Sebagai hasil dari intervensi pemerintah Keating, jumlah pembelajar bahasa Indonesia di Victoria meningkat dua kali lipat dari 493 pada tahun 1995 menjadi 1.044 pada tahun 2001, kata mereka.
Kurangnya guru bahasa Indonesia
Madison Sok adalah siswa kelas 11 di Sacred Heart Girls' College Oakleigh di Melbourne di mana bahasa Indonesia terus diajarkan.
“Kelas bahasa Indonesia kami adalah kelompok yang ketat. Kami semua sangat dekat,” katanya kepada ABC saat dalam perjalanan sekolah di kota Yogyakarta, Jawa Tengah.
“Saya pikir kehidupan sekolah akan lebih suram dan berbeda jika kita tidak menggunakan bahasa Indonesia.”

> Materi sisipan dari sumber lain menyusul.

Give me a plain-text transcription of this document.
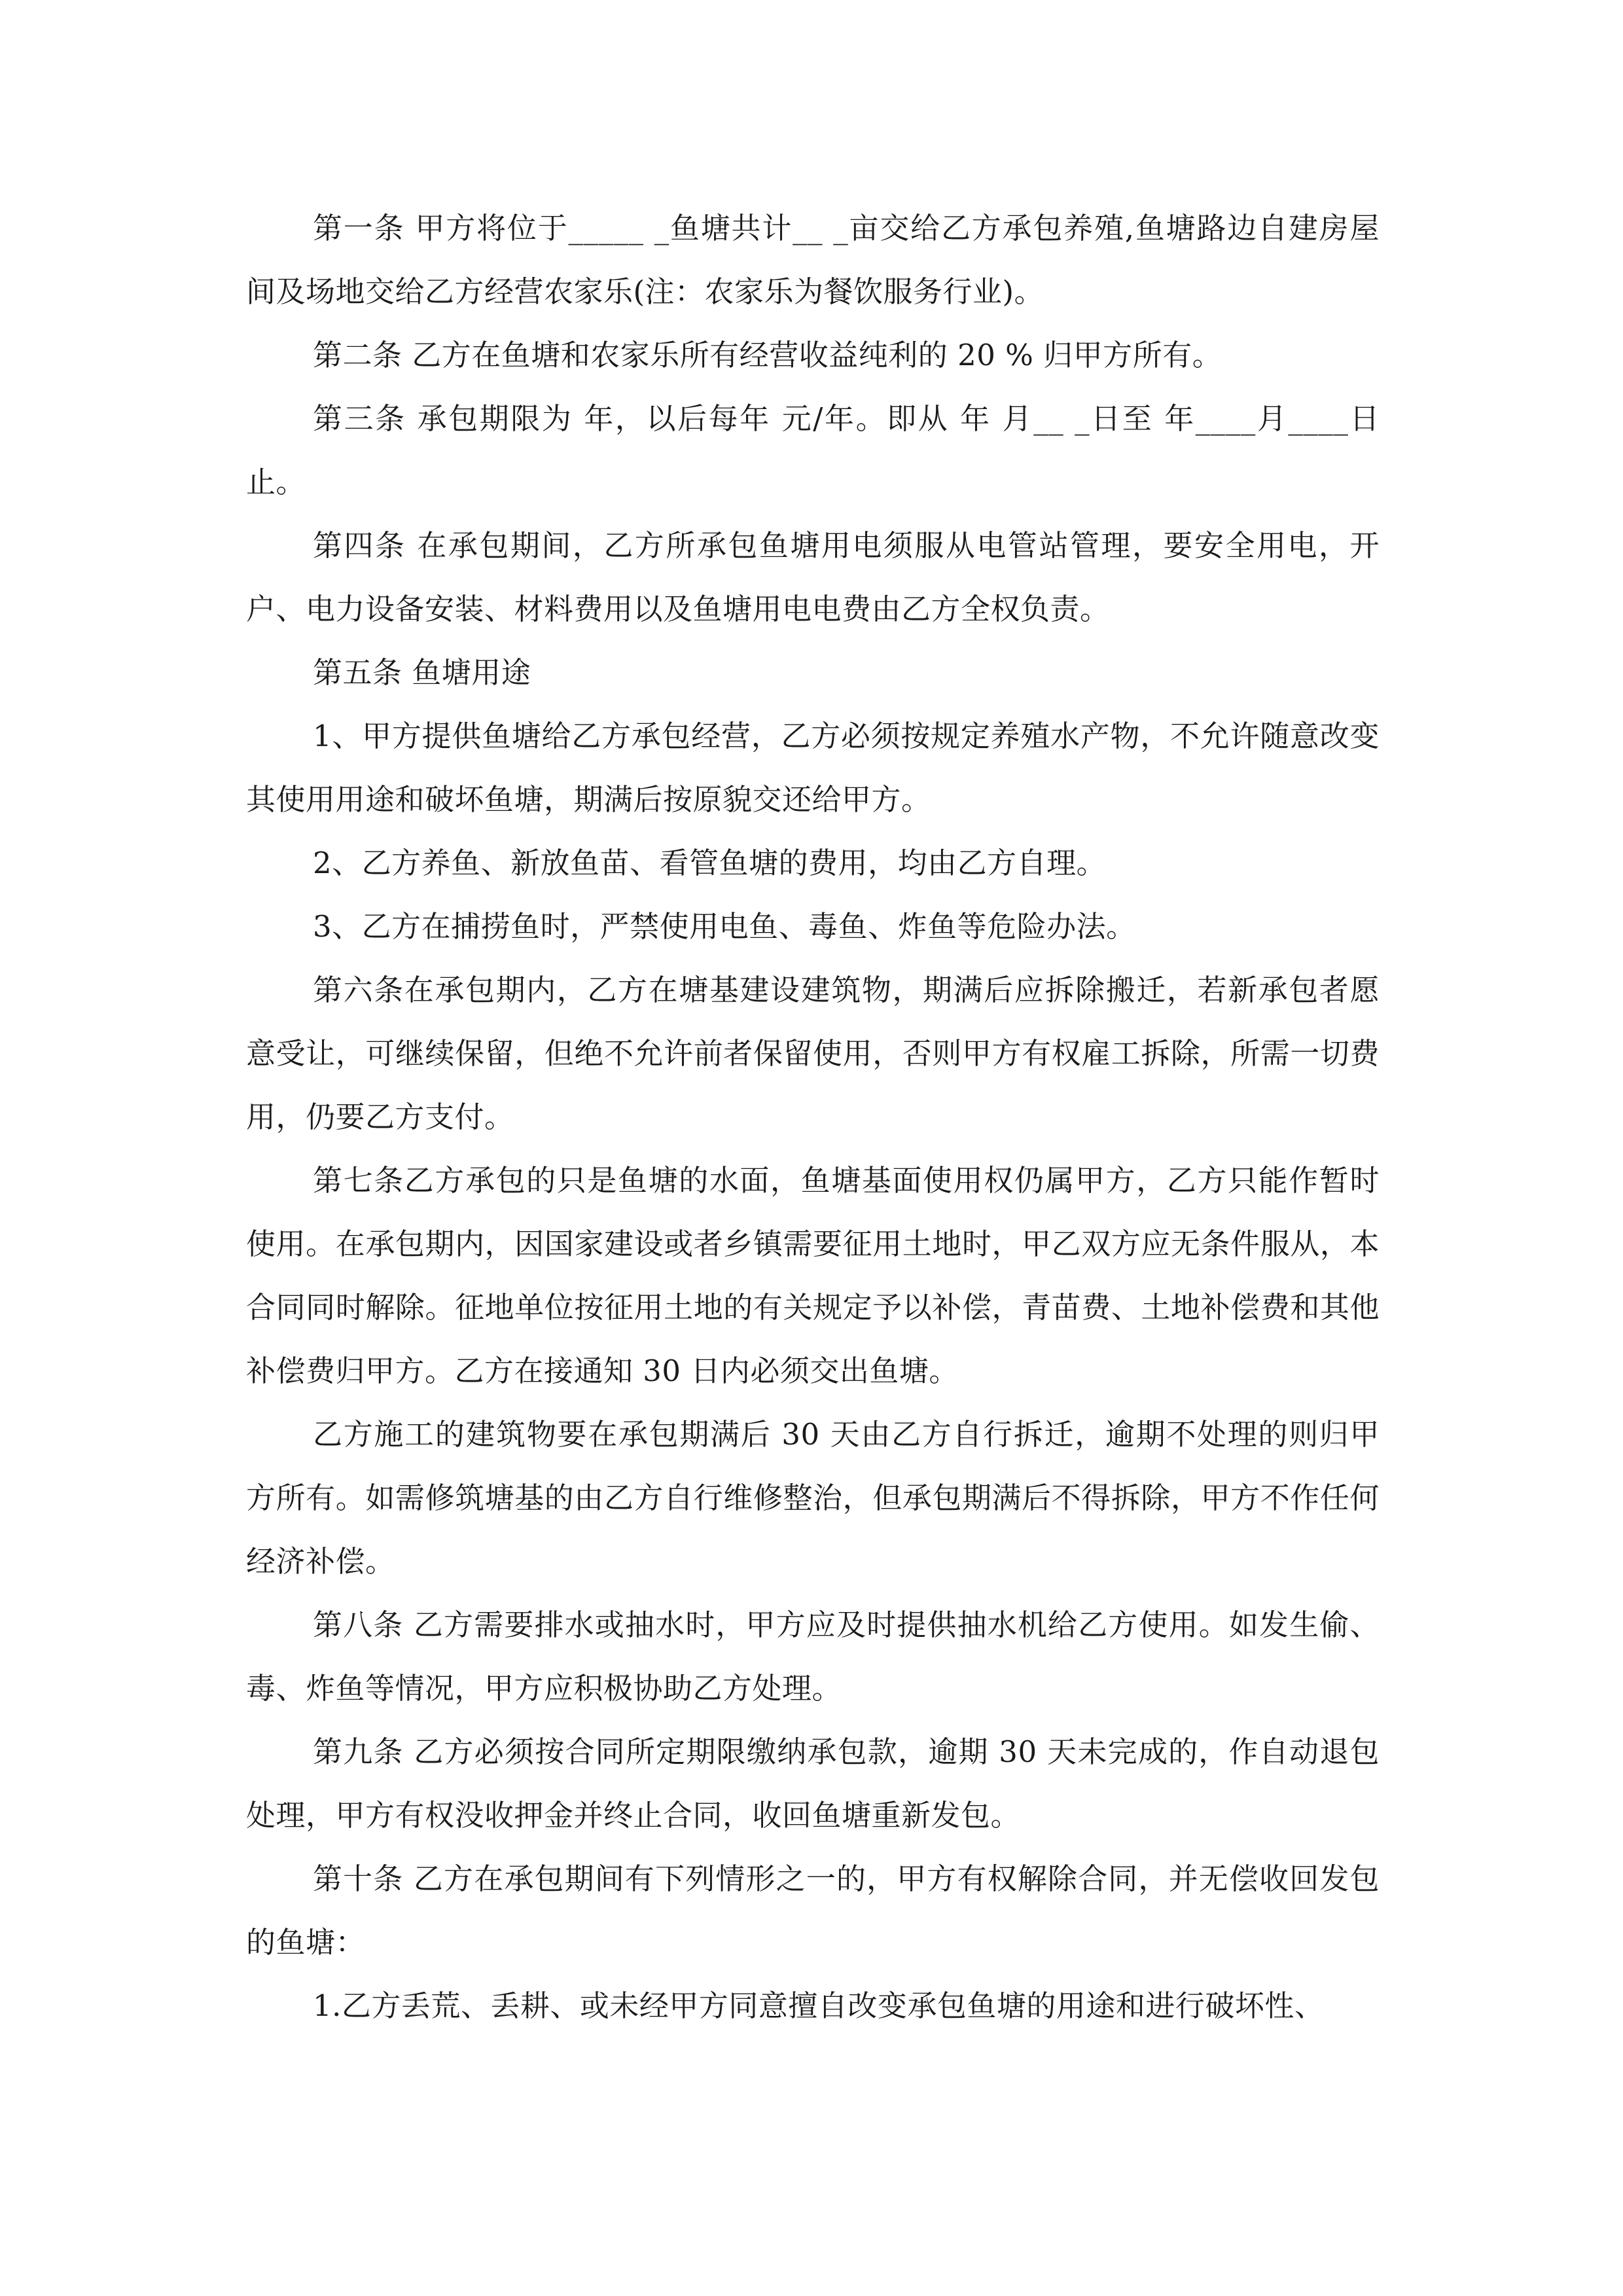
第一条 甲方将位于_____ _鱼塘共计__ _亩交给乙方承包养殖,鱼塘路边自建房屋 间及场地交给乙方经营农家乐(注：农家乐为餐饮服务行业)。

第二条 乙方在鱼塘和农家乐所有经营收益纯利的 20 % 归甲方所有。

第三条 承包期限为 年，以后每年 元/年。即从 年 月__ _日至 年____月____日止。

第四条 在承包期间，乙方所承包鱼塘用电须服从电管站管理，要安全用电，开户、电力设备安装、材料费用以及鱼塘用电电费由乙方全权负责。

第五条 鱼塘用途

1、甲方提供鱼塘给乙方承包经营，乙方必须按规定养殖水产物，不允许随意改变其使用用途和破坏鱼塘，期满后按原貌交还给甲方。

2、乙方养鱼、新放鱼苗、看管鱼塘的费用，均由乙方自理。

3、乙方在捕捞鱼时，严禁使用电鱼、毒鱼、炸鱼等危险办法。

第六条在承包期内，乙方在塘基建设建筑物，期满后应拆除搬迁，若新承包者愿意受让，可继续保留，但绝不允许前者保留使用，否则甲方有权雇工拆除，所需一切费用，仍要乙方支付。

第七条乙方承包的只是鱼塘的水面，鱼塘基面使用权仍属甲方，乙方只能作暂时使用。在承包期内，因国家建设或者乡镇需要征用土地时，甲乙双方应无条件服从，本合同同时解除。征地单位按征用土地的有关规定予以补偿，青苗费、土地补偿费和其他补偿费归甲方。乙方在接通知 30 日内必须交出鱼塘。

乙方施工的建筑物要在承包期满后 30 天由乙方自行拆迁，逾期不处理的则归甲方所有。如需修筑塘基的由乙方自行维修整治，但承包期满后不得拆除，甲方不作任何经济补偿。

第八条 乙方需要排水或抽水时，甲方应及时提供抽水机给乙方使用。如发生偷、毒、炸鱼等情况，甲方应积极协助乙方处理。

第九条 乙方必须按合同所定期限缴纳承包款，逾期 30 天未完成的，作自动退包处理，甲方有权没收押金并终止合同，收回鱼塘重新发包。

第十条 乙方在承包期间有下列情形之一的，甲方有权解除合同，并无偿收回发包的鱼塘：

1.乙方丢荒、丢耕、或未经甲方同意擅自改变承包鱼塘的用途和进行破坏性、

Momo Guest, seorang mahasiswa di Universitas Melbourne yang mempelajari bahasa Indonesia dan Jepang, mengatakan bahwa mempelajari bahasa telah memungkinkannya untuk memiliki wawasan yang lebih mendalam tentang budaya negara-negara tetangga Australia.
“Di kelas kita belajar komunikasi lintas budaya, tata krama budaya, kesadaran beragama dan masih banyak lagi yang bisa diterapkan di dunia nyata,” ujarnya.
Para ahli berpendapat bahwa pemerintah Indonesia perlu mendukung pembelajaran Bahasa Indonesia dengan cara yang sama seperti negara-negara seperti Italia, Korea Selatan dan Jepang berinvestasi dalam mempromosikan pembelajaran bahasa mereka.
Pemerintah Perancis dan Jerman masing-masing menjalankan Institut Francais dan Goethe-Institut, untuk mempromosikan bahasa dan budaya negara mereka ke luar negeri.
KBRI mengatakan salah satu penyebab utama menurunnya studi bahasa Indonesia adalah kurangnya guru bahasa Indonesia.
Dikatakan Kementerian Pendidikan dan Kebudayaan Indonesia telah berupaya untuk “memberikan solusi” dengan program pengiriman guru bahasa dari Indonesia secara berkala untuk mengajar bahasa Indonesia di Australia.
Namun program ini masih belum bisa dilaksanakan antara lain karena kendala visa, izin tinggal, dan standar kompetensi, ujarnya.
Bagi Ibu Sok, seorang siswa sekolah menengah, apakah sebuah universitas menawarkan Bahasa Indonesia akan menjadi faktor kunci dalam memilih tempat studinya.
“Saya sudah singkirkan yang tidak punya bahasa Indonesia,” ujarnya.
Juru bicara Monash mengatakan kepada ABC bahwa universitas tersebut “meyakini pentingnya bagi sekolah dasar dan menengah untuk mempersiapkan siswa Australia menghadapi abad Asia dengan mengajarkan bahasa-bahasa Asia termasuk Bahasa Indonesia”.
“Kami menjunjung tinggi bahwa pengajaran bahasa dan budaya Indonesia sangat penting bagi kelangsungan kapasitas Australia untuk terlibat dalam perdagangan, diplomasi, dan keamanan dengan salah satu tetangga terdekat kami.”